Testing for HIV during PrEP care
The most accurate HIV test used in PrEP care is called a 4th-generation test. It’s used because it’s widely available, highly accurate, easy to use, lower cost, and generally has a faster turnaround time for results.
The 4th-generation test is also called a combo test, antibody/antigen test, or Ab/Ag test. It looks for two things: antibodies to HIV and a piece of HIV called p24. By looking for both, it can detect HIV infection sooner after transmission (2 to 4 weeks) than an antibody-only test (4 to 12 weeks).
Because the window period of a 4th-generation test is at least 2 weeks, if you had sex within a week or two of your first PrEP visit, share this with your healthcare provider. You may need another HIV test to confirm your status.
Screening for STIs during PrEP care
PrEP care usually involves screening for three common STIs: chlamydia, gonorrhea, and syphilis. Different tests are used: a urine test for gonorrhea and chlamydia, a blood test for syphilis, and swabs for gonorrhea and chlamydia. Swabbing the throat, vagina, front hole, and rectum may be done by medical staff or by you, depending on your healthcare provider’s practices. If you’re swabbing yourself, directions are included with the tests.
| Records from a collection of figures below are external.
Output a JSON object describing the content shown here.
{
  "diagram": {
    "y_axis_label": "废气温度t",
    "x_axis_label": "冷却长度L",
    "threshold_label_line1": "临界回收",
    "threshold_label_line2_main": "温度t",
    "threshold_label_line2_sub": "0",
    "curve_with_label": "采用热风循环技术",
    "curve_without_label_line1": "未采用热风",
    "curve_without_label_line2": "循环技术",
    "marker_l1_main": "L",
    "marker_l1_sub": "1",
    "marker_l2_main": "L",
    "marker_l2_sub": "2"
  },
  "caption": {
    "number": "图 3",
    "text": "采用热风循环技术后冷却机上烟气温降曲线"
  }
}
Make sure you get the body parts that you use for sex screened for STIs. It’s becoming more common to do three-site testing, which means screening 1) the throat, 2) the front (vagina, front hole, penis, urethra), and 3) the butt hole and rectum. If your provider doesn’t order tests for the right body parts, ask to get them included.
You may need to request additional tests for other STIs, such as herpes or genital warts, that are not normally covered by PrEP care. Be sure to complete the full treatment for all STIs, follow instructions regarding when you can resume having sex without transmitting, and notify your recent sex partners so they can get tested, too.
Many STIs may not cause symptoms. It’s common for people to have an STI like chlamydia but not feel discomfort, so keep up with your PrEP care visits to be sure you’re getting screened for STIs. This way, you can get treated and stay healthy, and those STIs don’t get passed on to someone else.
You also don’t have to wait for a quarterly PrEP visit to get tested for STIs. If a partner has told you they have an STI or you feel symptoms in between your visits, it’s best to deal with it promptly rather than wait for your next PrEP appointment.
Undetectable = Untransmittable (U=U)
U=U (Undetectable = Untransmittable) as an HIV prevention method depends on achieving and maintaining an undetectable viral load by taking ART daily as prescribed. When a person with HIV is on HIV meds (antiretroviral therapy, or ART) with a consistently undetectable HIV viral load, the virus cannot be transmitted to a sex partner.
“Undetectable” is a term that means there are such small quantities of virus that a lab test cannot find HIV in a sample of blood from a person living with HIV. These routine tests are highly accurate, but they cannot detect very low amounts of the virus. Although laboratories may have different lower levels of detection, “Undetectable” usually means below 200 copies of HIV in a sample of blood.
Being undetectable is good for a couple of reasons. One, people living with HIV who take medications and are undetectable over time will stay healthier longer. Two, they cannot pass HIV onto others through sex. (We don’t yet know if, or how much, U=U prevents transmission through sharing needles.)
We know U=U works because large global studies have shown no HIV transmissions among mixed-status couples when the partner with HIV was undetectable for 6 or more months. This included heterosexual and gay couples reporting more than 126,000 acts of sex without condoms.
A few terms are used—undetectable, treatment as prevention, and U=U—but they all mean the same thing: If a person living with HIV stays undetectable for 6 continuous months or more, then they do not transmit HIV through sex to other people.